Which brings us to Fable III. In the third of the series the game-play elements which had been underwhelming in the first and detrimental in the second were now full blown and were to ruin the work. Yes, the graphics were good, very good. Yes, the dog had returned though it felt less like a personality in this game and more a four legged tool. Yes the series irreverence was still here, in fact Fable III snarky, in your face dialogue and the performances from the likes of Stephen Fry et al saved this game from utter ruination. But even they can't entirely lift Fable III from the car wreck of entertainment to which it's designers and writers had consigned it. First off the difficulty level in this game is ludicrous, you can literally win the overwhelming majority of the fights in this game while reading a book, or watching tv. The sense you had in Fable II of playing an RPG/Sims crossover is here brought to such a pitch that RPG elements often feel as if they were being crushed under the weight of the ego scratching busy work with which the title is loaded. Really Lionhead, if you guys want to make a Sim, then fine make a Sim but loading your RPG title with endless life simulation game mechanics was ludicrous. It was never a clever or particularly workable conceit in the first place but by this point it had become virtually unendurable. Every time I used one of the various expressions I felt as if I were pandering to the ego of spoiled and not very bright child.

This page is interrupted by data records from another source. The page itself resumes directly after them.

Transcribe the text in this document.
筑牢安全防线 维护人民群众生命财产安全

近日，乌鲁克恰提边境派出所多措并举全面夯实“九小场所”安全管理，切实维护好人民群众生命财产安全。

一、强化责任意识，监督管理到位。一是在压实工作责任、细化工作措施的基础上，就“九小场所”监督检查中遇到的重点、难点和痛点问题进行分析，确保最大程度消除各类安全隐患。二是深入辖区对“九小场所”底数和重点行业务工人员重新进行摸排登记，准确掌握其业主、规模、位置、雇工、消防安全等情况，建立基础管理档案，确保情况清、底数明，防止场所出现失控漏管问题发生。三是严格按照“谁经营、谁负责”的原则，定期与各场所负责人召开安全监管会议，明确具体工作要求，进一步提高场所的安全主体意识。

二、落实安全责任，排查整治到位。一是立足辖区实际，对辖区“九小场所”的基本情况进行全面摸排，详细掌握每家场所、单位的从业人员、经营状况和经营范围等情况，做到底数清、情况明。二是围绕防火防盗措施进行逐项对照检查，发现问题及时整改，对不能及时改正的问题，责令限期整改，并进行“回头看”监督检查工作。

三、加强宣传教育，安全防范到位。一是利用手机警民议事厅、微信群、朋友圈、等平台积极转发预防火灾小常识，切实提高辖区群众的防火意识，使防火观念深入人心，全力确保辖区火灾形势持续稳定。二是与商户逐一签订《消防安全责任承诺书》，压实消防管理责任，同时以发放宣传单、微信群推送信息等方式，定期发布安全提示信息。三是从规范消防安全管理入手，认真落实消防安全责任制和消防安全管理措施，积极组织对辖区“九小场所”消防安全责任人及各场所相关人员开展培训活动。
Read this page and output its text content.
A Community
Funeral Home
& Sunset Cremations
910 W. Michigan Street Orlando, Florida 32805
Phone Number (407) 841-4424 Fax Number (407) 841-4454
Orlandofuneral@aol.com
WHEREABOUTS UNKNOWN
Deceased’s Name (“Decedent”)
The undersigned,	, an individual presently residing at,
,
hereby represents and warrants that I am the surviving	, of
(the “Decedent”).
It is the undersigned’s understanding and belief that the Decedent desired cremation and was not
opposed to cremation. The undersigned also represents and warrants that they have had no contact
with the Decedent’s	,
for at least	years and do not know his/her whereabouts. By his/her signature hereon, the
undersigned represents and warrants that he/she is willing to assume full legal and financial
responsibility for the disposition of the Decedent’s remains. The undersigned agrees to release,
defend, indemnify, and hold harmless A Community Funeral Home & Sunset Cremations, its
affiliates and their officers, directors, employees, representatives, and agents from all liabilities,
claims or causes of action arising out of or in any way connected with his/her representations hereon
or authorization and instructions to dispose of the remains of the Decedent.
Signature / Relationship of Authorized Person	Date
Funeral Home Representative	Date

And then... there was the storytelling. The storytelling in Fable III has to be one of the worst examples of such in any AAA title in recent years. The, in bold letters and underlined, entrance of the protagonists big brother, who metaphorically screams from the roof tops, 'I AM EVIL!!!!' was painful. The puerile moral choices with which you are spoon fed, none of which have you in the slightest doubt as to which path is meant to be good and which evil. (As if there are no shades of grey, or more than one wrong or one right way to go) The cookie cutter characters. They're all awful. However none of this is as wretched as the out of left field plot point which springs up about two thirds of the way into the game and which derails virtually every element of the story which had been built to that point. This isn't just clumsy, or awkward, this is utter garbage and any writing school, novel, or comic-book editor would throw it out and tell the author s/he hasn't got a clue as to what they're doing. It's the sort of the error which would cripple better works than Fable III, but here, in a game which was already on its knees from the weight of its own deficiency, it simply pulls out a pistol and smugly fires a round into the back of its head. Fable III was murdered by its own parents and I can only hope that in the end that this was a mercy killing because this poor, deformed, bastard of a game has cause far too much suffering.